During recent celebrations marking the club’s 30th anniversary, District Governor for Barbados and the Eastern Caribbean Sherwin Greenidge acknowledged that the club’s membership was aging.
And while noting that this was the norm for most service organizations, he urged Lions to take action to reverse the trend.
“I have been asking clubs to seek out good citizens in their communities within the age range of 30 and 60 years to invite for membership,” he said at the Savannah Beach hotel where the club held its charter dinner.
Greenidge recalled that when the Lions Club of Barbados East started it had 52 members.
However, “volunteerism at that time took on a different perspective,” he said, adding that “this has led to a high number of members in service organizations over the age of 65”.
Greenidge is therefore anxious to welcome a fresh “new breed of volunteers” that could bring a range of skills and services to the table.
“One huge benefit of volunteerism in this era is the availability of young volunteers who are ready to enable your organizations to offer more support and services to the people who require assistance; allowing your organizations to involve a more diverse group of people; opening channels for local input and providing new perspectives for service,” he said, adding that “often these perspectives reflect the views of the community”.
Greenidge, who ascended to District Governor in mid-2017 and brought to the post some 20 years experience in the telecommunications services sector in customer experience management and relationship management, advised that when taking in new and vital blood to ensure continuity of the organization, members should not expect it to be business as usual.
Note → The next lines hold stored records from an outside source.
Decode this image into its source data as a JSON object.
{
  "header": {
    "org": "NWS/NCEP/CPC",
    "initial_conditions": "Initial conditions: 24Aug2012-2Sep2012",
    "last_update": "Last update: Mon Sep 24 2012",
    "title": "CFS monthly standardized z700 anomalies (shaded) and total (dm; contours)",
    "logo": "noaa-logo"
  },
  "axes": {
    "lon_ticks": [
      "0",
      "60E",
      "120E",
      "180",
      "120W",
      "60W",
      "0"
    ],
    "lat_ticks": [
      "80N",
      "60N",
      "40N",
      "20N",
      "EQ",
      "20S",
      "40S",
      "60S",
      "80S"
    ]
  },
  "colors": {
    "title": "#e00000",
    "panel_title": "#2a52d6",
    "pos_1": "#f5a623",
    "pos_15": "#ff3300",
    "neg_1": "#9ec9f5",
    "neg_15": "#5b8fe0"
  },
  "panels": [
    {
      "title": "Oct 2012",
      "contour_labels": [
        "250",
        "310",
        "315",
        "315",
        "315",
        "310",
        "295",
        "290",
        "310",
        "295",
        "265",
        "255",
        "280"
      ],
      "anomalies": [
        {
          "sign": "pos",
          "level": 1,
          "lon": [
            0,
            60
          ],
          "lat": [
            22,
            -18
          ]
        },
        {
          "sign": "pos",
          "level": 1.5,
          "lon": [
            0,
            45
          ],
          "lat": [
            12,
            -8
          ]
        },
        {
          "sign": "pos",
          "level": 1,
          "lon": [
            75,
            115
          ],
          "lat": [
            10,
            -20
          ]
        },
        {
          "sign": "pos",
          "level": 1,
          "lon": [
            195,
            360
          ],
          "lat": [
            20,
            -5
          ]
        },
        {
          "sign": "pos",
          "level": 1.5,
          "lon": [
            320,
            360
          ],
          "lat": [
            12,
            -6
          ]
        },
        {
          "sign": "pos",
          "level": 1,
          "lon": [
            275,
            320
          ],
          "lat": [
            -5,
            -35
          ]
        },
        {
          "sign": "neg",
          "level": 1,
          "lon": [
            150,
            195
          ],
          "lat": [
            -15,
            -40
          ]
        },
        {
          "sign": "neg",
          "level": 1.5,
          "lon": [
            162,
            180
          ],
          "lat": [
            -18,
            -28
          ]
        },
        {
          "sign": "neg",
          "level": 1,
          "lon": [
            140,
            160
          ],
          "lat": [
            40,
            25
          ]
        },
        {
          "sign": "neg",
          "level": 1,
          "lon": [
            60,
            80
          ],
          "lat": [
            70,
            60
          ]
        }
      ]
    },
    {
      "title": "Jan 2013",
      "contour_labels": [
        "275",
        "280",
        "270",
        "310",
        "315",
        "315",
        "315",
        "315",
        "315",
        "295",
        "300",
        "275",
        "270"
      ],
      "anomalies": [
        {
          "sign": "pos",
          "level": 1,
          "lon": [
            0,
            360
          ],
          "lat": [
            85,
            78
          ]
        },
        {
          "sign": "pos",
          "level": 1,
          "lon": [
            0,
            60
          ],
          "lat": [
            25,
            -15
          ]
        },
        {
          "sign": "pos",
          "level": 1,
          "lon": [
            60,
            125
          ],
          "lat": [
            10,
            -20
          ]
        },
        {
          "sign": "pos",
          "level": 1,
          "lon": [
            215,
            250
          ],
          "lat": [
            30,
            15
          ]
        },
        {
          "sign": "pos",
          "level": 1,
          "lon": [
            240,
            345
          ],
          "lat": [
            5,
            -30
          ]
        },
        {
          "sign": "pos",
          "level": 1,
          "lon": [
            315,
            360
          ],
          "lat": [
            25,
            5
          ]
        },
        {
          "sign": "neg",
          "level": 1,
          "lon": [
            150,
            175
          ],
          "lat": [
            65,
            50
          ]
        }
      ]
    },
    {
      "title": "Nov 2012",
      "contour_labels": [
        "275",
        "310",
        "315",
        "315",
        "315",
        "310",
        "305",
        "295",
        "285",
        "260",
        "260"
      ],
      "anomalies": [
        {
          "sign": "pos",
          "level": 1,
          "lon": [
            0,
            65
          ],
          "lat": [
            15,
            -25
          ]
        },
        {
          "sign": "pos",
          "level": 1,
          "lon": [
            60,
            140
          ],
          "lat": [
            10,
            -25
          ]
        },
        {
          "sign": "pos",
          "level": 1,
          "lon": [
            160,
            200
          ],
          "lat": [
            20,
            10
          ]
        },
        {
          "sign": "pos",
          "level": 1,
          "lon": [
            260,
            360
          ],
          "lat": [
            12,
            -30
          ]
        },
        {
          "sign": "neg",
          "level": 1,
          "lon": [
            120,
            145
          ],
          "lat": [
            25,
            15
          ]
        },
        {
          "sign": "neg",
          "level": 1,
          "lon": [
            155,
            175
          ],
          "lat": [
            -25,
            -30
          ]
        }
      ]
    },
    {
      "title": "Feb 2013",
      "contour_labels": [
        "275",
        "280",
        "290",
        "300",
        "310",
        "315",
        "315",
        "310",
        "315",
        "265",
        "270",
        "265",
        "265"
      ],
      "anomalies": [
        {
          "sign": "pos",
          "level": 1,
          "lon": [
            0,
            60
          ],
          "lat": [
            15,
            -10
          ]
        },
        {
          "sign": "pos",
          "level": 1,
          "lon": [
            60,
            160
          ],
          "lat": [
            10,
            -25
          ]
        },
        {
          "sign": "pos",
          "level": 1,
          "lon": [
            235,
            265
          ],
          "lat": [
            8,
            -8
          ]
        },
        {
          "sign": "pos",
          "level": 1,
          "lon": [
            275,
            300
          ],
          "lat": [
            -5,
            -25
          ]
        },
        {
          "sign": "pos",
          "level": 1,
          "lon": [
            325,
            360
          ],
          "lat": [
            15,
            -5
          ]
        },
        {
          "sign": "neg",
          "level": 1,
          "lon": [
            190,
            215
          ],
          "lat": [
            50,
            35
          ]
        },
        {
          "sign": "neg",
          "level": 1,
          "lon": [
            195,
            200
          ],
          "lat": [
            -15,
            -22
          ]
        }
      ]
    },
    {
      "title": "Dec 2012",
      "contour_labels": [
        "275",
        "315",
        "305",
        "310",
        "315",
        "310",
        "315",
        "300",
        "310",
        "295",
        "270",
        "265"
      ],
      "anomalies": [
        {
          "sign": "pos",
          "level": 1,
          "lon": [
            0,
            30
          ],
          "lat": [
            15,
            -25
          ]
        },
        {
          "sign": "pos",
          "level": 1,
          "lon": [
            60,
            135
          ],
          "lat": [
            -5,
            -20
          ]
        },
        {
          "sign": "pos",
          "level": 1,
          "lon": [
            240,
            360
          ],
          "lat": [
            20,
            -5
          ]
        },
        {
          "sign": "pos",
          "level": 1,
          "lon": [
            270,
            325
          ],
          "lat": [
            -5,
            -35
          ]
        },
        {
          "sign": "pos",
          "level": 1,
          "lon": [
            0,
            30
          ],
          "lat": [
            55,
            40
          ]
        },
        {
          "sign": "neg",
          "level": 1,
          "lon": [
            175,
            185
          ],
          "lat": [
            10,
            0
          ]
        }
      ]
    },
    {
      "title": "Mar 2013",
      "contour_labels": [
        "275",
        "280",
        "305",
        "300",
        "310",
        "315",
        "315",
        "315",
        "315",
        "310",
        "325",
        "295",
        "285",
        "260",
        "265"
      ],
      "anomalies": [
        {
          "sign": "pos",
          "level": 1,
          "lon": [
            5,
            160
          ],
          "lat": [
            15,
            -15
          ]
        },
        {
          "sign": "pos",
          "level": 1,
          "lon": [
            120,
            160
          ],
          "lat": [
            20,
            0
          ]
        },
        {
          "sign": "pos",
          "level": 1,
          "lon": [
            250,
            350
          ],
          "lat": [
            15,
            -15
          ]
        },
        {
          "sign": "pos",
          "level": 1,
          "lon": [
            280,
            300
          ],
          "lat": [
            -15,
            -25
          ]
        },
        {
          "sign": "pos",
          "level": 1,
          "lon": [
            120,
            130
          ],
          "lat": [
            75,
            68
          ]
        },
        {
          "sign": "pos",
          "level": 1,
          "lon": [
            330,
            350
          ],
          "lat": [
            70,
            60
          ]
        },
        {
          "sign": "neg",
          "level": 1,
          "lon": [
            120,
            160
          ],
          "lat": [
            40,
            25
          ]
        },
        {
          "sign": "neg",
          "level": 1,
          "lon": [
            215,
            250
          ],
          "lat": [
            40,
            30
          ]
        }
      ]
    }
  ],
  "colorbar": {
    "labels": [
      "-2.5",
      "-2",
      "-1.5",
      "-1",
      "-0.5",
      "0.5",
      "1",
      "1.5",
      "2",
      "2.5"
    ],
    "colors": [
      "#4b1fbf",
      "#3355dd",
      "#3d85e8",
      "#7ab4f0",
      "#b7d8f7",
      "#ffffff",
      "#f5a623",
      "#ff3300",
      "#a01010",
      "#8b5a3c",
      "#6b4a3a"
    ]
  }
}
“These [new age] volunteers are not prepared to attend any long and boring meetings where persons rehash old problems and spend inordinate time to agree on delivery of the project.”
He however suggested that the blend of youthful energy and mature wisdom could redound to the benefit of the organization.
“They[youth] bring energy and enthusiasm to your organization… new skills and experiences that may otherwise be unavailable in your organization.”